As situações registradas no texto original, hoje disponível no Brasil no livro Pinóquio, publicado pela Darkside, não caberiam na adaptação de TJ Klune, nem nos livretos distribuídos às crianças atuais. Por vários motivos: a história do mestre Geppetto e sua criação, a marionete Pinóquio, que falava e cometia diabruras com seu pai e com quem estava no seu entorno, era de uma dureza e inadequação, que até mesmo, à época em que foi lançada, teve que fazer adaptações.
Inicialmente, Collodi pretendia encerrar a história enforcando Pinóquio, o que chegou a ser considerado de mau gosto. Ele, então, optou por enforcar e ressuscitar o boneco, com a interferência da “bondosa” Fada Azul, que o faz renascer e lhe dá nova chance de ser um bom menino. Mesmo assim, o capítulo 15, onde ele é colocado para morrer pendurado numa árvore, e os ladrões ficam esperando que dê seu último suspiro, é certamente uma leitura desagradável.

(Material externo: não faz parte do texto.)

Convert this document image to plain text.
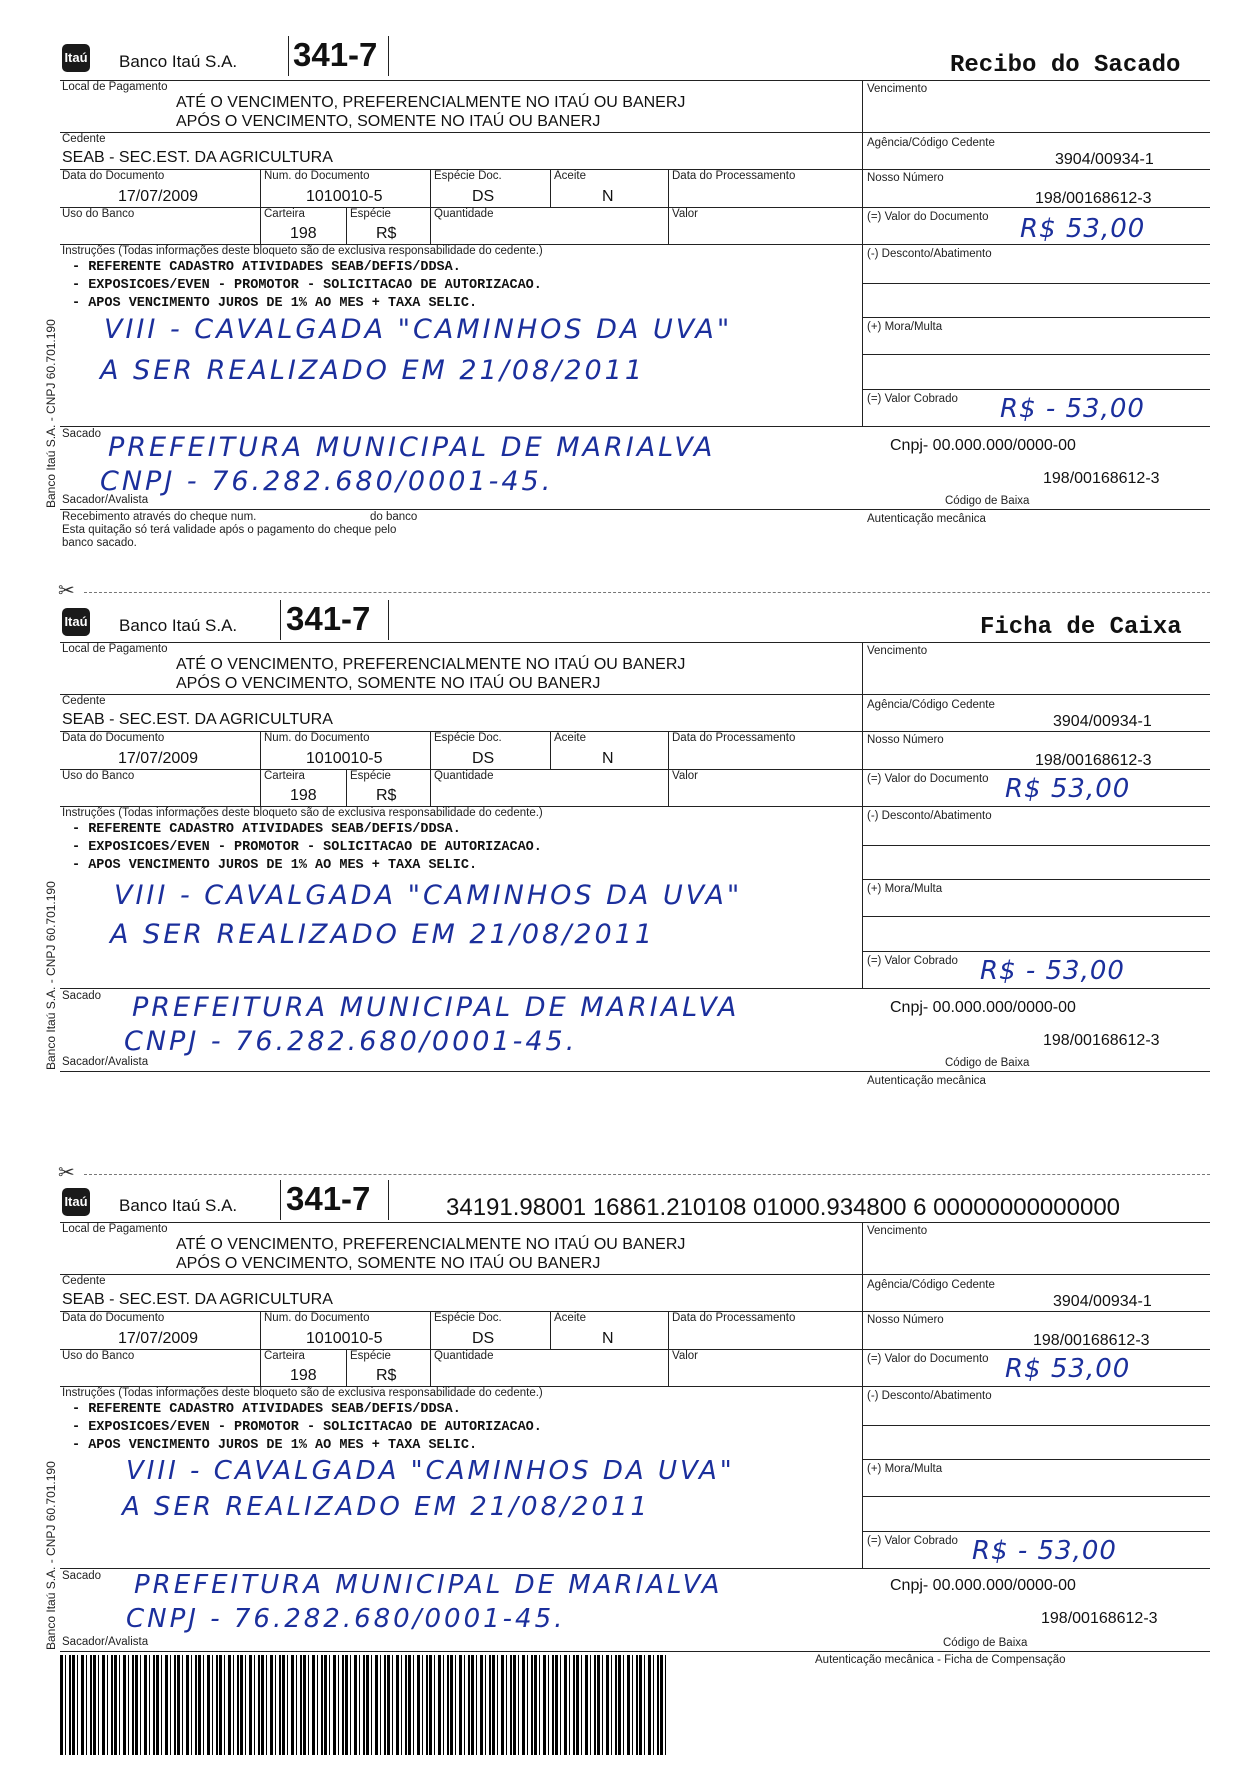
Itaú Banco Itaú S.A. 341-7	Recibo do Sacado
Local de Pagamento
ATÉ O VENCIMENTO, PREFERENCIALMENTE NO ITAÚ OU BANERJ
APÓS O VENCIMENTO, SOMENTE NO ITAÚ OU BANERJ
Vencimento
Cedente
SEAB - SEC.EST. DA AGRICULTURA
Agência/Código Cedente
3904/00934-1
Data do Documento
17/07/2009
Num. do Documento
1010010-5
Espécie Doc.
DS
Aceite
N
Data do Processamento	Nosso Número
198/00168612-3
Uso do Banco	Carteira
198
Espécie
R$
Quantidade	Valor	(=) Valor do Documento R$ 53,00
Instruções (Todas informações deste bloqueto são de exclusiva responsabilidade do cedente.)
- REFERENTE CADASTRO ATIVIDADES SEAB/DEFIS/DDSA.
- EXPOSICOES/EVEN - PROMOTOR - SOLICITACAO DE AUTORIZACAO.
- APOS VENCIMENTO JUROS DE 1% AO MES + TAXA SELIC.
VIII - CAVALGADA "CAMINHOS DA UVA"
A SER REALIZADO EM 21/08/2011
(-) Desconto/Abatimento
(+) Mora/Multa
(=) Valor Cobrado R$ - 53,00
Banco Itaú S.A. - CNPJ 60.701.190 Sacado PREFEITURA MUNICIPAL DE MARIALVA
CNPJ - 76.282.680/0001-45.
Cnpj- 00.000.000/0000-00
198/00168612-3
Sacador/Avalista	Código de Baixa
Recebimento através do cheque num.	do banco
Esta quitação só terá validade após o pagamento do cheque pelo
banco sacado.
Autenticação mecânica
✂
Itaú Banco Itaú S.A. 341-7	Ficha de Caixa
Local de Pagamento
ATÉ O VENCIMENTO, PREFERENCIALMENTE NO ITAÚ OU BANERJ
APÓS O VENCIMENTO, SOMENTE NO ITAÚ OU BANERJ
Vencimento
Cedente
SEAB - SEC.EST. DA AGRICULTURA
Agência/Código Cedente
3904/00934-1
Data do Documento
17/07/2009
Num. do Documento
1010010-5
Espécie Doc.
DS
Aceite
N
Data do Processamento	Nosso Número
198/00168612-3
Uso do Banco	Carteira
198
Espécie
R$
Quantidade	Valor	(=) Valor do Documento R$ 53,00
Instruções (Todas informações deste bloqueto são de exclusiva responsabilidade do cedente.)
- REFERENTE CADASTRO ATIVIDADES SEAB/DEFIS/DDSA.
- EXPOSICOES/EVEN - PROMOTOR - SOLICITACAO DE AUTORIZACAO.
- APOS VENCIMENTO JUROS DE 1% AO MES + TAXA SELIC.
VIII - CAVALGADA "CAMINHOS DA UVA"
A SER REALIZADO EM 21/08/2011
(-) Desconto/Abatimento
(+) Mora/Multa
(=) Valor Cobrado R$ - 53,00
Banco Itaú S.A. - CNPJ 60.701.190 Sacado PREFEITURA MUNICIPAL DE MARIALVA
CNPJ - 76.282.680/0001-45.
Cnpj- 00.000.000/0000-00
198/00168612-3
Sacador/Avalista	Código de Baixa
Autenticação mecânica
✂
Itaú Banco Itaú S.A. 341-7	34191.98001 16861.210108 01000.934800 6 00000000000000
Local de Pagamento
ATÉ O VENCIMENTO, PREFERENCIALMENTE NO ITAÚ OU BANERJ
APÓS O VENCIMENTO, SOMENTE NO ITAÚ OU BANERJ
Vencimento
Cedente
SEAB - SEC.EST. DA AGRICULTURA
Agência/Código Cedente
3904/00934-1
Data do Documento
17/07/2009
Num. do Documento
1010010-5
Espécie Doc.
DS
Aceite
N
Data do Processamento	Nosso Número
198/00168612-3
Uso do Banco	Carteira
198
Espécie
R$
Quantidade	Valor	(=) Valor do Documento R$ 53,00
Instruções (Todas informações deste bloqueto são de exclusiva responsabilidade do cedente.)
- REFERENTE CADASTRO ATIVIDADES SEAB/DEFIS/DDSA.
- EXPOSICOES/EVEN - PROMOTOR - SOLICITACAO DE AUTORIZACAO.
- APOS VENCIMENTO JUROS DE 1% AO MES + TAXA SELIC.
VIII - CAVALGADA "CAMINHOS DA UVA"
A SER REALIZADO EM 21/08/2011
(-) Desconto/Abatimento
(+) Mora/Multa
(=) Valor Cobrado R$ - 53,00
Banco Itaú S.A. - CNPJ 60.701.190 Sacado PREFEITURA MUNICIPAL DE MARIALVA
CNPJ - 76.282.680/0001-45.
Cnpj- 00.000.000/0000-00
198/00168612-3
Sacador/Avalista	Código de Baixa
Autenticação mecânica - Ficha de Compensação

Uma conferida no texto mostra o quão sombria era a proposta. “Pouco a pouco os olhos embaçaram-se; e embora sentisse a morte se aproximar, ainda assim esperava que, de uma hora para outra, surgisse uma alma caridosa que o socorresse. Mas quando, depois de esperar e esperar... viu que não apareceu ninguém, ninguém mesmo, então lhe veio em mente seu pobre pai… e balbuciou quase moribundo. ‘Ó meu paizinho! Se você estivesse aqui!...’ E não teve hálito para dizer mais nada. Fechou os olhos, abriu a boca, esticou as pernas e, após um estrebucho violento, ficou ali como que retesado.”
Graças à interferência do público da época, esse final não foi aceito. É quando a Fada Azul interfere, resgatando-o e recolhendo para curá-lo. Obviamente, somente muitos capítulos à frente, depois de enfrentar o tubarão branco, prisões e agruras de toda a sorte, Pinóquio aprenderia a lição e seria elevado ao status de humano, novamente com a ajuda da fada. Com sua ascensão moral, o pai Geppetto também conseguiu prosperidade material. Não por acaso, a história termina com o velho explicando a ele que “quando os filhos maus, tornam-se bons, têm a virtude de conferir uma feição nova e sorridente também a todo o seio de sua família.”
As características do Pinóquio atual - principalmente o crescimento do nariz, quando diz uma mentira - e a companhia do grilo falante que lhe aconselha em todas as ocasiões, são abordadas no livro, mas sem a importância que têm na atualidade. No original, o grilo foi morto esmagado por Pinóquio no primeiro capítulo (voltando depois como fantasma) e o nariz crescia, mas sem o foco dado pelas narrativas de hoje, quando seu nome virou sinônimo de mentiroso.